The latest from Michael Anderson at the Sightline Institute:

For three years, Portland’s proposal to re-legalize fourplexes citywide has been overshadowing another, related reform. …  This proposed mid-density reform, dubbed “Better Housing by Design,” includes various good ideas  … like regulating buildings by size rather than unit count; and giving nonprofit developers of below-market housing a leg up with size bonuses.

But one detail in this proposal is almost shocking in its clarity. It turns out that there is one simple factor that determines whether these lots are likely to eventually redevelop as:

  1. high-cost townhomes, or as
  2. mixed-income condo buildings for the middle and working class.

The difference between these options is whether they need to provide storage for cars—i.e. parking.
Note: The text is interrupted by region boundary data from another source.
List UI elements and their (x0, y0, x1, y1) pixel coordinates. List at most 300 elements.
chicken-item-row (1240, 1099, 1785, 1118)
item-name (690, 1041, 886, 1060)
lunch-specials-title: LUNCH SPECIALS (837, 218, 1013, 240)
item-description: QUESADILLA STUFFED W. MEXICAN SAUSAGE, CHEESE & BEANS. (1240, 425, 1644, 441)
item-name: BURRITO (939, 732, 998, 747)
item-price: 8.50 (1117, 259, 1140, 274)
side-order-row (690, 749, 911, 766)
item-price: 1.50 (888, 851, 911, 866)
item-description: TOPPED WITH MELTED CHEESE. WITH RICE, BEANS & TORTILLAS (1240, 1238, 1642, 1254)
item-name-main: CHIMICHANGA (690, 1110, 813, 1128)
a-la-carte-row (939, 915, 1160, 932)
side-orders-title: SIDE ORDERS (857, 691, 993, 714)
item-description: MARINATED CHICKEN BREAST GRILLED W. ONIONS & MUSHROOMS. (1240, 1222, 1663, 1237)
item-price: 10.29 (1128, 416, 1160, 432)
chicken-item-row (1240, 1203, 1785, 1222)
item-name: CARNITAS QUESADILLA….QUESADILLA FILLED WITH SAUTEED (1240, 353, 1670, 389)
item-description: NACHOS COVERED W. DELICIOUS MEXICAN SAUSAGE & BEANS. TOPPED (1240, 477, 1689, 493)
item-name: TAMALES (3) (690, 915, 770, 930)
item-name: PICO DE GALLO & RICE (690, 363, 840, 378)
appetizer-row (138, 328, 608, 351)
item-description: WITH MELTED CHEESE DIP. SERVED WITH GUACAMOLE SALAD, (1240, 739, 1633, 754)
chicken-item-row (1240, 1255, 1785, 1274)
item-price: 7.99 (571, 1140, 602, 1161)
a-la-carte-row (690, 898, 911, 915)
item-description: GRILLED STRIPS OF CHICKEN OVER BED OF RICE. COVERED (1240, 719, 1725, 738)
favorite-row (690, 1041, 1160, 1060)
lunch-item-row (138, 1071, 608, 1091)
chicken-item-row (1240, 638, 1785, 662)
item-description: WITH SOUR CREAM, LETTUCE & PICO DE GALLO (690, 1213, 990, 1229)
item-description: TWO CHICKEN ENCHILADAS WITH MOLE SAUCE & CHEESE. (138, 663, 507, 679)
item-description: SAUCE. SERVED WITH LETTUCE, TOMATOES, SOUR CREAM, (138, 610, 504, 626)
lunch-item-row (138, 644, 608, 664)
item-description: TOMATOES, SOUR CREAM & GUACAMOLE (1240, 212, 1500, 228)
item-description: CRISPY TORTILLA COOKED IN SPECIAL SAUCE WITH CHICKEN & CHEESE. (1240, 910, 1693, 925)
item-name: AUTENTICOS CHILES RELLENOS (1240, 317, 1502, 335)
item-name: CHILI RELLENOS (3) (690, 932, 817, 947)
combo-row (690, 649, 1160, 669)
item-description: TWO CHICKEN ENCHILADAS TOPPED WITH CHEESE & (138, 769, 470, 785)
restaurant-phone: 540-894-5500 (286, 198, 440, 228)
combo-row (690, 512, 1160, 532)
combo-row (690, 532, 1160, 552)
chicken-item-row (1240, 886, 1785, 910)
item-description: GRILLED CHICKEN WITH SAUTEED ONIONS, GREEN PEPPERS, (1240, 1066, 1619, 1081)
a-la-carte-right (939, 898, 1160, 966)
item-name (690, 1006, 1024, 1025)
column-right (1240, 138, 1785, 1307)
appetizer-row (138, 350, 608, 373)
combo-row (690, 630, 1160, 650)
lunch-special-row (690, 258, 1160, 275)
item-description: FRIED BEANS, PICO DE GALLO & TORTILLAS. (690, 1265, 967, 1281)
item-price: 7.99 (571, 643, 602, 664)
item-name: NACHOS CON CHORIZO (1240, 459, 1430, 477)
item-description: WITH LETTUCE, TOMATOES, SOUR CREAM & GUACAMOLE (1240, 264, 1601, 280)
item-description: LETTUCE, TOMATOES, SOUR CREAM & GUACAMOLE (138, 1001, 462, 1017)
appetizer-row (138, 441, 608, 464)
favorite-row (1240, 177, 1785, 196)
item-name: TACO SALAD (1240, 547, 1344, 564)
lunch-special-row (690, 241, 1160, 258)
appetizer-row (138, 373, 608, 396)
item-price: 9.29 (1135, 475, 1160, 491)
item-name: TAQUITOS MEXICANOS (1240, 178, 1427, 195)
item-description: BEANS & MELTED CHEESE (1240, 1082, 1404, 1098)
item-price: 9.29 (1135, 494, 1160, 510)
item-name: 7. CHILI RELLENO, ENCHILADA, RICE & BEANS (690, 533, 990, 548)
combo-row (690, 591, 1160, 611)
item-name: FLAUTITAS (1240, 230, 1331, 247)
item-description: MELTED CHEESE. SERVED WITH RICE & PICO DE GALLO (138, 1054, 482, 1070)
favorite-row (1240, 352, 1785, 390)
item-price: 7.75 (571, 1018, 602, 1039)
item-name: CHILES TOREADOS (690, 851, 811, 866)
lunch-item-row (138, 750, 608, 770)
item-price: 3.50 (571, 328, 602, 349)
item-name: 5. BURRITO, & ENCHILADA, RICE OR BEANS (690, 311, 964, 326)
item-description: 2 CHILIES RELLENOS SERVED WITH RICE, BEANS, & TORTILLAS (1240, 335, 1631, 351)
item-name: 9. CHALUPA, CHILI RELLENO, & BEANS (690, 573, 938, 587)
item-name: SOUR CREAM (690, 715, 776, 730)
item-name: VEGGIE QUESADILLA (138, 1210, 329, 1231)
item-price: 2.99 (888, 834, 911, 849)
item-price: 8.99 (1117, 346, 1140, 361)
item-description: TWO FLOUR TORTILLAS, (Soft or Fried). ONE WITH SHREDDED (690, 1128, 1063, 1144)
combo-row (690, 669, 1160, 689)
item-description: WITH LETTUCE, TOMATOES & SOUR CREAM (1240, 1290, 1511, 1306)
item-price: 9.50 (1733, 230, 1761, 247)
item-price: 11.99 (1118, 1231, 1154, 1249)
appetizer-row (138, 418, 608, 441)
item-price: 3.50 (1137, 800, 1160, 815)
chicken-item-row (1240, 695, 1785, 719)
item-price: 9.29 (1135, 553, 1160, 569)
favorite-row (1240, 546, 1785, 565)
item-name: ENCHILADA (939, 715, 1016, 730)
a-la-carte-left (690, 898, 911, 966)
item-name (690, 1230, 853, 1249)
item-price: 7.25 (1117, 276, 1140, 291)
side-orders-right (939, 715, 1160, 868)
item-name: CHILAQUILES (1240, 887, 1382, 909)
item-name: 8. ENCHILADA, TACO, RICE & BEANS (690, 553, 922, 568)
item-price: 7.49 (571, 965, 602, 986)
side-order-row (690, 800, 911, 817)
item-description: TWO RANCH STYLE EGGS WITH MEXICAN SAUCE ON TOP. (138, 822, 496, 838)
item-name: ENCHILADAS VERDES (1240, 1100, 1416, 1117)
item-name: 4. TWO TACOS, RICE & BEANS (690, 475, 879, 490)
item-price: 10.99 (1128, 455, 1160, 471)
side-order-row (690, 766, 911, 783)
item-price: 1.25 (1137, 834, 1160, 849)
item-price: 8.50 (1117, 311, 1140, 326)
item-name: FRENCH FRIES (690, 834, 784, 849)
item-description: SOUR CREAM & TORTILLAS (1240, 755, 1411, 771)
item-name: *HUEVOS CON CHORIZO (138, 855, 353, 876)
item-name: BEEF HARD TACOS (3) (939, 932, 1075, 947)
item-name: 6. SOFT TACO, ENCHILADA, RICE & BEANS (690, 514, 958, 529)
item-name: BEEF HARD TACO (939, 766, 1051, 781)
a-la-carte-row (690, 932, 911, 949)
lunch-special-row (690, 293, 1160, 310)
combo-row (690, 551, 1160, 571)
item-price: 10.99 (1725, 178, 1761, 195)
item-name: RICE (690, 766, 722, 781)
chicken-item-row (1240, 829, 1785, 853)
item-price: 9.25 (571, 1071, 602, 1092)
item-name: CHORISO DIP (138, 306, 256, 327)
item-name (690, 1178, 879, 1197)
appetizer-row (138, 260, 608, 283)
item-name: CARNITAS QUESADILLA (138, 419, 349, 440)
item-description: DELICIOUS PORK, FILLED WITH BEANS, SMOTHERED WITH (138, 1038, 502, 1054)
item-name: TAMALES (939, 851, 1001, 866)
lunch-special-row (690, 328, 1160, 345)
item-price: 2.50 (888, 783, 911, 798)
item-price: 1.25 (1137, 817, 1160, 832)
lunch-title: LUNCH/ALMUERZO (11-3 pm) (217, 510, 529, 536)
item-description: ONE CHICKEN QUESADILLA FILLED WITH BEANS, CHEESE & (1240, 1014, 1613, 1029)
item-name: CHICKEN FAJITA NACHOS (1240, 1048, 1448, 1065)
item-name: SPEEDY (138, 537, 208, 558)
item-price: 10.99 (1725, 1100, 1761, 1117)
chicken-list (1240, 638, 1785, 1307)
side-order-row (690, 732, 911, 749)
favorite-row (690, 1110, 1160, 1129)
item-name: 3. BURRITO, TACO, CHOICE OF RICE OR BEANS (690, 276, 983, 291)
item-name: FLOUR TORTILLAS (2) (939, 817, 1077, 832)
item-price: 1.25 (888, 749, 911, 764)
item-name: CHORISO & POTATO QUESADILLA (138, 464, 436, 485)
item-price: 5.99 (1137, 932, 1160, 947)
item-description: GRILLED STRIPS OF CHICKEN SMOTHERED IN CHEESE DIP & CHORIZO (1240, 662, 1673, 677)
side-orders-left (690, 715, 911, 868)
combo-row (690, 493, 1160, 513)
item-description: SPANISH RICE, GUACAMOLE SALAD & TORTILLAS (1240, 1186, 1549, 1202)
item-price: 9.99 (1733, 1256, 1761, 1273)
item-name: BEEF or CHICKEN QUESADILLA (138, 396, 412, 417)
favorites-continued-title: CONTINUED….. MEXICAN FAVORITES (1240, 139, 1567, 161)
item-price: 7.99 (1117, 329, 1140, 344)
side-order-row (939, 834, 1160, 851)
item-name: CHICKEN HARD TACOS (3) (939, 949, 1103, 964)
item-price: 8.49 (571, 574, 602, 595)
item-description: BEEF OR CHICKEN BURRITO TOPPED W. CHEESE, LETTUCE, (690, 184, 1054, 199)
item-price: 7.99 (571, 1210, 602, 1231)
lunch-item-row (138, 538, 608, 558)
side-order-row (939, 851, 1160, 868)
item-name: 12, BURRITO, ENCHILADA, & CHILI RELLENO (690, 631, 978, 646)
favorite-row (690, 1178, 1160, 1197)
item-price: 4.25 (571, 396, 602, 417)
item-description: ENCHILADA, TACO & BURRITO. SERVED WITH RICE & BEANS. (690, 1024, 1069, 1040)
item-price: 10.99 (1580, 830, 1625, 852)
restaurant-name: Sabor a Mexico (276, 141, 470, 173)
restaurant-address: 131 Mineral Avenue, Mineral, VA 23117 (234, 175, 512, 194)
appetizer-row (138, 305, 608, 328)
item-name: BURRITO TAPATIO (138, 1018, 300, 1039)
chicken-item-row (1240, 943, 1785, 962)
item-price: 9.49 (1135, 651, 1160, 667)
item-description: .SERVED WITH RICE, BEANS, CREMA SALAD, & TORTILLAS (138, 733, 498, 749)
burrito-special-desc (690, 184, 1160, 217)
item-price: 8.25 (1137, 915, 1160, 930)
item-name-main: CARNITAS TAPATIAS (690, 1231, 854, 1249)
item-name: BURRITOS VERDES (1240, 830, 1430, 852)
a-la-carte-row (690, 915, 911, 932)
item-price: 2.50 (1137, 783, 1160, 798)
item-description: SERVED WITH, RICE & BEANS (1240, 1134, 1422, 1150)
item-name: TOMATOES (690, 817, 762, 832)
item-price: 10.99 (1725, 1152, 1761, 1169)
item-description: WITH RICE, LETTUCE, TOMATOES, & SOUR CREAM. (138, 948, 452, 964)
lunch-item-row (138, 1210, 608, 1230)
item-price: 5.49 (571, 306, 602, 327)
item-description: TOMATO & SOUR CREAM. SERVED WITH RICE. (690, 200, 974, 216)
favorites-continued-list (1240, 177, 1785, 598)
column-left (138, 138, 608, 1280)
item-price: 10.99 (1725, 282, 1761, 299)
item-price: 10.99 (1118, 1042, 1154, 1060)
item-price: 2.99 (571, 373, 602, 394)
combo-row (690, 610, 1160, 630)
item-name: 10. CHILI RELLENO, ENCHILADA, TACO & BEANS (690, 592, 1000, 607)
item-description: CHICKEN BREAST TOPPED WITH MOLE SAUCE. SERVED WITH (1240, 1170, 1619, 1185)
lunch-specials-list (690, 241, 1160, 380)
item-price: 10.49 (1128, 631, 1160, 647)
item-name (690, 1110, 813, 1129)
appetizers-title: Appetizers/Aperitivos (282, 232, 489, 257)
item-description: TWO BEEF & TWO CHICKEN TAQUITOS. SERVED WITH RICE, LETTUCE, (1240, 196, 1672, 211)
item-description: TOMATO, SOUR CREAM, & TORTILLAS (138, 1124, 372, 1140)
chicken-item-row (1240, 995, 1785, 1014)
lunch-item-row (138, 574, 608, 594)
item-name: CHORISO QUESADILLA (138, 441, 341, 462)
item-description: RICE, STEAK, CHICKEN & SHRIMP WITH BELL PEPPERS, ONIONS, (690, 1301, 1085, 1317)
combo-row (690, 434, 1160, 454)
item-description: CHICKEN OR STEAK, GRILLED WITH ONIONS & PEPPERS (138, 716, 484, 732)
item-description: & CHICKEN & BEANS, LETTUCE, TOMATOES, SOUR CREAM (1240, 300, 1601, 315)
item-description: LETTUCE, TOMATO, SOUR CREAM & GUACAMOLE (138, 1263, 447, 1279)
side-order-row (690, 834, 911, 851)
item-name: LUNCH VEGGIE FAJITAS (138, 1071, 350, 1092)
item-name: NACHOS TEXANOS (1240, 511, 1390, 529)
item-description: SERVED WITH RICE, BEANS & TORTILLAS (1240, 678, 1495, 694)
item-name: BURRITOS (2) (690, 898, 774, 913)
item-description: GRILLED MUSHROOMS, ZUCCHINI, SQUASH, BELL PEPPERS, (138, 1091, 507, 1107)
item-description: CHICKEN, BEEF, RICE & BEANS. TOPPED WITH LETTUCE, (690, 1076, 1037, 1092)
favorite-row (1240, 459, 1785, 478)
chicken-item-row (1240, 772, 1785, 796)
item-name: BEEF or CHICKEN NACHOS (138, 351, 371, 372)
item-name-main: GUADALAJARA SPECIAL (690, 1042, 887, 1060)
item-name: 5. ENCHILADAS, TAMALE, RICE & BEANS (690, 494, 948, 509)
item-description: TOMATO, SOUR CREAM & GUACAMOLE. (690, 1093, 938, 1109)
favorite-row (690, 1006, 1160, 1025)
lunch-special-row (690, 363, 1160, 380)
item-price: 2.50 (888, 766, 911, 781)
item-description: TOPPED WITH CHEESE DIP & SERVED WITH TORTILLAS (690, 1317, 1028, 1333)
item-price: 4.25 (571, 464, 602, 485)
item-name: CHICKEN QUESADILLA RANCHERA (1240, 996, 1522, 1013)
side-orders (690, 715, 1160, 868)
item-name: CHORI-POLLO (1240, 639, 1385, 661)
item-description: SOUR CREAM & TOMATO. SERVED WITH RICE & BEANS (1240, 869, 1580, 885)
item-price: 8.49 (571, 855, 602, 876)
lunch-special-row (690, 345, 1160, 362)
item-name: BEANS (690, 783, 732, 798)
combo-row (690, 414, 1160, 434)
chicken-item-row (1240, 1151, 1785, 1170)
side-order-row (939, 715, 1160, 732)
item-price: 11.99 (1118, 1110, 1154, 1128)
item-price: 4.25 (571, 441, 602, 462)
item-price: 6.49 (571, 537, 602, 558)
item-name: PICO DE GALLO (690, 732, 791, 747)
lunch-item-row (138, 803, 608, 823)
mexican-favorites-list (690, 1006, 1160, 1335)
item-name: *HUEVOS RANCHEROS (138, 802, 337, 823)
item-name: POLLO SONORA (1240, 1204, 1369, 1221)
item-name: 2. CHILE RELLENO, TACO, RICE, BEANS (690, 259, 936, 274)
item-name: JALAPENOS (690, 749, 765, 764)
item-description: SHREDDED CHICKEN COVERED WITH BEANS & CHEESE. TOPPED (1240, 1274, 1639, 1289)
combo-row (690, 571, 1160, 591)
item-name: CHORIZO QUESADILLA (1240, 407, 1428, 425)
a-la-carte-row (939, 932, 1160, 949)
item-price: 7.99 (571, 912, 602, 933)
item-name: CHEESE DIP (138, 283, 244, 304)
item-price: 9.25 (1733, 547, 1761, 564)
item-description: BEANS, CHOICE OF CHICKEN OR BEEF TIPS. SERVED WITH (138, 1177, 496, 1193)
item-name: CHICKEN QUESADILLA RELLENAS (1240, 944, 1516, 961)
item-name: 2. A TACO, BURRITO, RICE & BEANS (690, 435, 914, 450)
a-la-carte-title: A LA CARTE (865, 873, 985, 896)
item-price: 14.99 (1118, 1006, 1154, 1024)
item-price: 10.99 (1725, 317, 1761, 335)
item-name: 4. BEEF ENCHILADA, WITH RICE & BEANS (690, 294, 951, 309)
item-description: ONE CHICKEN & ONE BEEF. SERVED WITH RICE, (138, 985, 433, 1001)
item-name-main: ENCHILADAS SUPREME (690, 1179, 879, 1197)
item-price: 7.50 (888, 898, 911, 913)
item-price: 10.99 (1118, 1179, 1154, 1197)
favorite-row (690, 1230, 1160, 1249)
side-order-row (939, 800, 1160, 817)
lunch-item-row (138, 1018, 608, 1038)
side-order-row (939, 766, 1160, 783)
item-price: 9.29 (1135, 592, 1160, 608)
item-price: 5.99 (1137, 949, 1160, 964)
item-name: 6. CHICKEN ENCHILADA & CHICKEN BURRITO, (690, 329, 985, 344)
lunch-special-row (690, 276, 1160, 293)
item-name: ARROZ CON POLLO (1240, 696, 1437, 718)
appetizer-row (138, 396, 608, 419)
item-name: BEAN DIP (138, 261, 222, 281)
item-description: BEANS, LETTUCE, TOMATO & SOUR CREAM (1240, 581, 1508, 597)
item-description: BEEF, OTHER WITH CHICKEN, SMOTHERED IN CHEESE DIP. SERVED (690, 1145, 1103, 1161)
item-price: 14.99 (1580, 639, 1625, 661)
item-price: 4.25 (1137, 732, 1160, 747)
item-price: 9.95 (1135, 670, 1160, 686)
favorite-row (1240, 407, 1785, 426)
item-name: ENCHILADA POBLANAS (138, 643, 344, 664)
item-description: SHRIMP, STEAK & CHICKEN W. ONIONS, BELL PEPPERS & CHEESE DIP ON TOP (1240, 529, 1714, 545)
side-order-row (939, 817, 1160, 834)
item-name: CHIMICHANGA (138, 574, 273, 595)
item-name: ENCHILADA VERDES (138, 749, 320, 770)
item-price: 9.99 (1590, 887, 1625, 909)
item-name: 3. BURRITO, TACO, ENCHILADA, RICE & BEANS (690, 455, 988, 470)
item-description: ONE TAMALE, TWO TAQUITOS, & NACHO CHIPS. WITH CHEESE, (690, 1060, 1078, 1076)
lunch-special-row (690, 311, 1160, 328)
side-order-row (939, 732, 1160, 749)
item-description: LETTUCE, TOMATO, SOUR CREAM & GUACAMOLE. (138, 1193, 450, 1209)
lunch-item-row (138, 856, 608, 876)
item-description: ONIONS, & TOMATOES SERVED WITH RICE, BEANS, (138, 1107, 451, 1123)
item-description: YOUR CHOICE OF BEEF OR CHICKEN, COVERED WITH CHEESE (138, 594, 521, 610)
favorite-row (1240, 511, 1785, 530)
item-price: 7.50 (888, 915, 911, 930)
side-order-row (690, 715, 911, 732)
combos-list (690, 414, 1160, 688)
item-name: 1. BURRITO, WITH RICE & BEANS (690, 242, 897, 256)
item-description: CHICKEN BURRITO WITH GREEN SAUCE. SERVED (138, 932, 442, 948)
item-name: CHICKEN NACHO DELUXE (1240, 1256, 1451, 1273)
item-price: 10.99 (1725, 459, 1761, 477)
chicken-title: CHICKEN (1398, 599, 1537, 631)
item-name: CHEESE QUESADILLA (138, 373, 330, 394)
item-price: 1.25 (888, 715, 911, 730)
According to calculations from the city’s own contracted analysts, if off-street parking spaces are required in the city’s new “RM2” zone, then the most profitable thing for a landowner to build on one of these properties in inner Portland is 10 townhomes, each valued at $733,000, with an on-site garage.

But if off-street parking isn’t required, then the most profitable thing to build is a 32-unit mixed-income building, including 28 market-rate condos selling for an average of $280,000 and four below-market condos—potentially created in partnership with a community land trust like Portland’s Proud Ground—sold to households making no more than 60 percent of the area’s median income.

This is worth repeating: As long as parking isn’t necessary, the most profitable homes a developer can build on a lot like this in inner Portland would already be within the reach of most Portland households on day one.

But if we require parking on these lots, we block this scenario. If every unit has to come with an on-site garage, the most profitable thing to build becomes, instead, a much more expensive townhome.

When people say cities can choose either housing people or housing cars, this is what they’re talking about. 

I’ve never seen a more clear-cut example.

Lots more detail here.

 

 

Comments

  1. That’s a very expensive 950 cubic feet. I guess it comes down to who the City wants to piss off the least: the people who don’t have homes and therefore can’t complain about them, or those that currently do and don’t want the extra hassle of parking their second cars on the street that they don’t own? Any wagers?

    1. Considering the climate emergency that was declared and that city still has minimum parking requirements the lack of political will from the greens and NPA is glaring.

  2. Just curious – would that conclusion still hold true if:
    – the townhouses had to be built with underground parking? or, conversely
    – the condo flats could have parking at grade (like older buildings in Richmond) with apartments starting on level 2?

    i.e. I’m curious if this an apples and oranges comparison, and either of the foregoing might level out the cost of parking for the two styles of housing.

  3. …another way of describing it – what if you built a block of condo flats with a series of garages at grade for the parking (just like townhouses would have?)